Carlile, RICHARD

Chambers's Encyclopaedia, Volume 2: Beaugency to Cataract, p. 769

Carlile, RICHARD, a much-prosecuted Radical, was born at Ashburton, in Devonshire, 8th December 1790. After some education at the village free school, where Gifford had been a scholar, he served in a chemist's shop, and afterwards as apprentice to a tinman, whose undue severity kept alive the rebellious spirit of the boy. Paine's Rights of Man converted him into a Radical propagandist, and in 1817 he began to vend a London weekly, Black Dwarf, next sold thousands of Southey's Wat Tyler, reprinted Hone's Parodies, and wrote a series of imitations of these, for which he was rewarded with eighteen weeks in the King's Bench. For reprinting Paine's works and some similar books, he was sentenced, after a three days' trial, in November 1819 to a fine of £1500 and three years' imprisonment in Dorchester gaol. Here he at once began to issue his periodical, The Republican, of which the first 12 vols. are dated from his prison. His wife, for continuing to publish, was sentenced in 1821 to two years' imprisonment. But the indomitable Radical continued still to publish spite of a public subscription, for the prosecution of his assistants, of £6000, headed by the Duke of Wellington; of repeated seizures of his stock; of a three years' extension of his own confinement in lieu of the fines; the imprisonment of his sister for a year besides a fine of £500; and the imprisonment of nine of his shopmen in terms of from six months to three years. After his release Carlile continued his activity, editing The Gorgon, and holding free discussions in the London Rotunda.

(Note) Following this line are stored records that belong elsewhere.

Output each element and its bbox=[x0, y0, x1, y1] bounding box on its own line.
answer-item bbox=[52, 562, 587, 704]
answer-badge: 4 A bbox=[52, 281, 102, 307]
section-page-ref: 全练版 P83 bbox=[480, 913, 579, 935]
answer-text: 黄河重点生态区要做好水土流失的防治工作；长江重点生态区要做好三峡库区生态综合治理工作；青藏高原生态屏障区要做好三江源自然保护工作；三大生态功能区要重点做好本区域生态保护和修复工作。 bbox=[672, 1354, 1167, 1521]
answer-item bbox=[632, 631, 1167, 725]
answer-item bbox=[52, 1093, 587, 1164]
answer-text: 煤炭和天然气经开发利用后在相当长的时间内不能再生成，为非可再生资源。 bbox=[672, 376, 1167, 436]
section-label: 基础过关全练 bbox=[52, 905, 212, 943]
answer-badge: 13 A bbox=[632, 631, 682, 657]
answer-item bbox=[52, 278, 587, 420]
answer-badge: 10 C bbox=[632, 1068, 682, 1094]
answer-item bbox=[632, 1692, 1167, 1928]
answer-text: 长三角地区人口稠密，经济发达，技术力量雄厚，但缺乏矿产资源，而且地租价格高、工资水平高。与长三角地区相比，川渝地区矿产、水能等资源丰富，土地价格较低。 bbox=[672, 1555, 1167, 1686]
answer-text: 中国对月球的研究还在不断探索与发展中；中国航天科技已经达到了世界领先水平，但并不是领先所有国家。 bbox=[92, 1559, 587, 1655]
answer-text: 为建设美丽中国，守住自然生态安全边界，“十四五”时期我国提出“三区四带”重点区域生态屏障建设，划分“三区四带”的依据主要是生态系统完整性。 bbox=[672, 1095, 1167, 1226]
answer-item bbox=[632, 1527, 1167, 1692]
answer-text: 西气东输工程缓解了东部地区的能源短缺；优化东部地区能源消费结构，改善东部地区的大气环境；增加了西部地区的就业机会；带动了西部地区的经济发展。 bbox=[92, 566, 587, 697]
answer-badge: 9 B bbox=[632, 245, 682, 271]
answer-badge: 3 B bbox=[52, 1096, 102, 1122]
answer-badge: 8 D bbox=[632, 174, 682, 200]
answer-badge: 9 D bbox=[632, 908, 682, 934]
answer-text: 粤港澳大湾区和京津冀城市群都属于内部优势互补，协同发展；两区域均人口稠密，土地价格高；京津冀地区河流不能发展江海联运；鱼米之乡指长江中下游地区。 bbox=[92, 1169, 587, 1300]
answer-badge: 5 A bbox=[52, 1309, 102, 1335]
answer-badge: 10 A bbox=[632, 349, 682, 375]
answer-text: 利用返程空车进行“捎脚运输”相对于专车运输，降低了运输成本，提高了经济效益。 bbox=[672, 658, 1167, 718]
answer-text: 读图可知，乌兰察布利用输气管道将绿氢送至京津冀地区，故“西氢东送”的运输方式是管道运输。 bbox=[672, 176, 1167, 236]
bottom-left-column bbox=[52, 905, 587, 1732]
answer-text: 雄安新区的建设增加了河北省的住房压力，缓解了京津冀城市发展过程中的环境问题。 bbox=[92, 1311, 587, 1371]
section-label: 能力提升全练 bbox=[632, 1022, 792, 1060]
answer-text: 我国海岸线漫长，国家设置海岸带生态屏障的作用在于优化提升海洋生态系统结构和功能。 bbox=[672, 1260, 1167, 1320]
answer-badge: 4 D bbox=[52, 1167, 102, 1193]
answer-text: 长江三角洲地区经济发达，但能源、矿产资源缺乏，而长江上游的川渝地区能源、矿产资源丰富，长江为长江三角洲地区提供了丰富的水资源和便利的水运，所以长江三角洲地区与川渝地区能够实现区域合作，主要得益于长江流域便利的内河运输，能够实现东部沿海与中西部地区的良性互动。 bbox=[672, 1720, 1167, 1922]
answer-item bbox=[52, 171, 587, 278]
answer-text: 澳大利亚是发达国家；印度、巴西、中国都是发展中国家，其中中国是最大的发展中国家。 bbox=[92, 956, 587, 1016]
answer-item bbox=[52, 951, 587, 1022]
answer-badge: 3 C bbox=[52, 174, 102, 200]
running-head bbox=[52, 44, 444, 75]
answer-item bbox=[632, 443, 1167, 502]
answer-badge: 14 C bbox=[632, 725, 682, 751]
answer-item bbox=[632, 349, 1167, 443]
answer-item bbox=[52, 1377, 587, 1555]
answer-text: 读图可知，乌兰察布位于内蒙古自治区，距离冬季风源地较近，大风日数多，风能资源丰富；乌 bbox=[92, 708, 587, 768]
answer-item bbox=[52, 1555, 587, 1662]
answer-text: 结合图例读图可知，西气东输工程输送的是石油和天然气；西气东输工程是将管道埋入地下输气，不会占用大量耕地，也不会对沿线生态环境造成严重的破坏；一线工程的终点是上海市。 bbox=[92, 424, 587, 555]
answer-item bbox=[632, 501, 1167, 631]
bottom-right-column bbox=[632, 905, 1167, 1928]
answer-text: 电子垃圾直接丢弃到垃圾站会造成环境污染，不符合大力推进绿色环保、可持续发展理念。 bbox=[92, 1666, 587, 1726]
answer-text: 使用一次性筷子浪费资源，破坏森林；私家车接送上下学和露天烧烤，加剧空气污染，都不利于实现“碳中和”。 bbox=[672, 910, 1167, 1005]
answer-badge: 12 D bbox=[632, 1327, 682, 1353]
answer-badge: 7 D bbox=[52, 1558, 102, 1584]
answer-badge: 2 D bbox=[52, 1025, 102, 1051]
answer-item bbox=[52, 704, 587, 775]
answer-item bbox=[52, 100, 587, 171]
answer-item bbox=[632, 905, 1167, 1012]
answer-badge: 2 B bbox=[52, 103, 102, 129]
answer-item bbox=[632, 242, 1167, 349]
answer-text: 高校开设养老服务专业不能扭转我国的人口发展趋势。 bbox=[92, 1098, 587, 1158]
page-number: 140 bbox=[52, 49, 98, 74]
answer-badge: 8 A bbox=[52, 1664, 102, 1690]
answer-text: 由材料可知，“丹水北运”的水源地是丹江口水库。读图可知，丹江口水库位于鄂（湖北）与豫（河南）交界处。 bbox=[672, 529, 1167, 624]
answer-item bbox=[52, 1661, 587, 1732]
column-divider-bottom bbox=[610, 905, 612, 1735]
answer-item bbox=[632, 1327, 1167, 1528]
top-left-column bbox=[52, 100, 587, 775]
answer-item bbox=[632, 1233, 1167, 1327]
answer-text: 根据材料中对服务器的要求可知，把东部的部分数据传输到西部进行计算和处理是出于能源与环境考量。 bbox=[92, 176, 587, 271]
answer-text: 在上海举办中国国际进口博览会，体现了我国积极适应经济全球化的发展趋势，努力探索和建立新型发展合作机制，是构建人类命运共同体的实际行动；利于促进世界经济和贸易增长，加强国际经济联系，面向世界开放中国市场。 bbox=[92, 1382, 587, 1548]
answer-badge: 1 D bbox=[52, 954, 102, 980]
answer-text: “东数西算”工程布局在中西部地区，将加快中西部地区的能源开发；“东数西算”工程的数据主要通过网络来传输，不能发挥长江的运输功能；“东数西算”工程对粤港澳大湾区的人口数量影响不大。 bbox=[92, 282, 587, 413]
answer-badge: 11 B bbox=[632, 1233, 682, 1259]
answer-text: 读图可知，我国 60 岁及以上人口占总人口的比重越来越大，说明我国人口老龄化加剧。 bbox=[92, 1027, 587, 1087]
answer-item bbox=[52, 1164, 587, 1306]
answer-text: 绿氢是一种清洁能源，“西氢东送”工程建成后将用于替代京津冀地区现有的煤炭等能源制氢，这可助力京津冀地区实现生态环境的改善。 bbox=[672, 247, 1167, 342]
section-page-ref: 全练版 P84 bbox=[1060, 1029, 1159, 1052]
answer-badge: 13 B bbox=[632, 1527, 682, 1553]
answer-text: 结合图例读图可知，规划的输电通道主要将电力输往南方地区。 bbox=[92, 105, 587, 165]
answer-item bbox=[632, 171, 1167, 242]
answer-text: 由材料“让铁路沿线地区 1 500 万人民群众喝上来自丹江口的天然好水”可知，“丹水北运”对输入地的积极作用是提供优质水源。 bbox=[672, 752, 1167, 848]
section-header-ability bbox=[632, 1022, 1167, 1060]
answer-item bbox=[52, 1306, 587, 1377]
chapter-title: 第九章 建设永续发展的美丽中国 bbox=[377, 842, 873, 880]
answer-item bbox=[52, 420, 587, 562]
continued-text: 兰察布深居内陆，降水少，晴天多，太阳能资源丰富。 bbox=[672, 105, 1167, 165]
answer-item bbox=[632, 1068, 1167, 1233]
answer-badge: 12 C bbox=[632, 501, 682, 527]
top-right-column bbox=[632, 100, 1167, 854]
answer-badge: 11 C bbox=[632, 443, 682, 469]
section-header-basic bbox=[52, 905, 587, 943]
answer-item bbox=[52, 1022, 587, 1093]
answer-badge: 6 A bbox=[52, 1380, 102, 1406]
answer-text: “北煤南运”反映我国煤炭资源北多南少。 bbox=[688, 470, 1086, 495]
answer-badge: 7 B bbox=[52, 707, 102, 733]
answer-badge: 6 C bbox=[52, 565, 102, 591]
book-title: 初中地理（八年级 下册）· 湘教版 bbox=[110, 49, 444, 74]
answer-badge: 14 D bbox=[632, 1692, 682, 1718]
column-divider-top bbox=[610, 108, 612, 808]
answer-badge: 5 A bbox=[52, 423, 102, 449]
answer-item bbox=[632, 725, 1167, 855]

Three more years' imprisonment he suffered for refusing to give sureties for his good behaviour after a prosecution that grew out of his refusal to pay church-rates; and a second period of ten weeks, in 1834-35, for resisting the same payment, brought up the total of the imprisonment of this much-enduring man to nine years and four months. He died 10th February 1843. This martyr at least was as ready to suffer as to bluster, and may safely be said to have done as much as any Englishman for the freedom of the press. See Holyoake's Life and Character of R. Carlile (1848).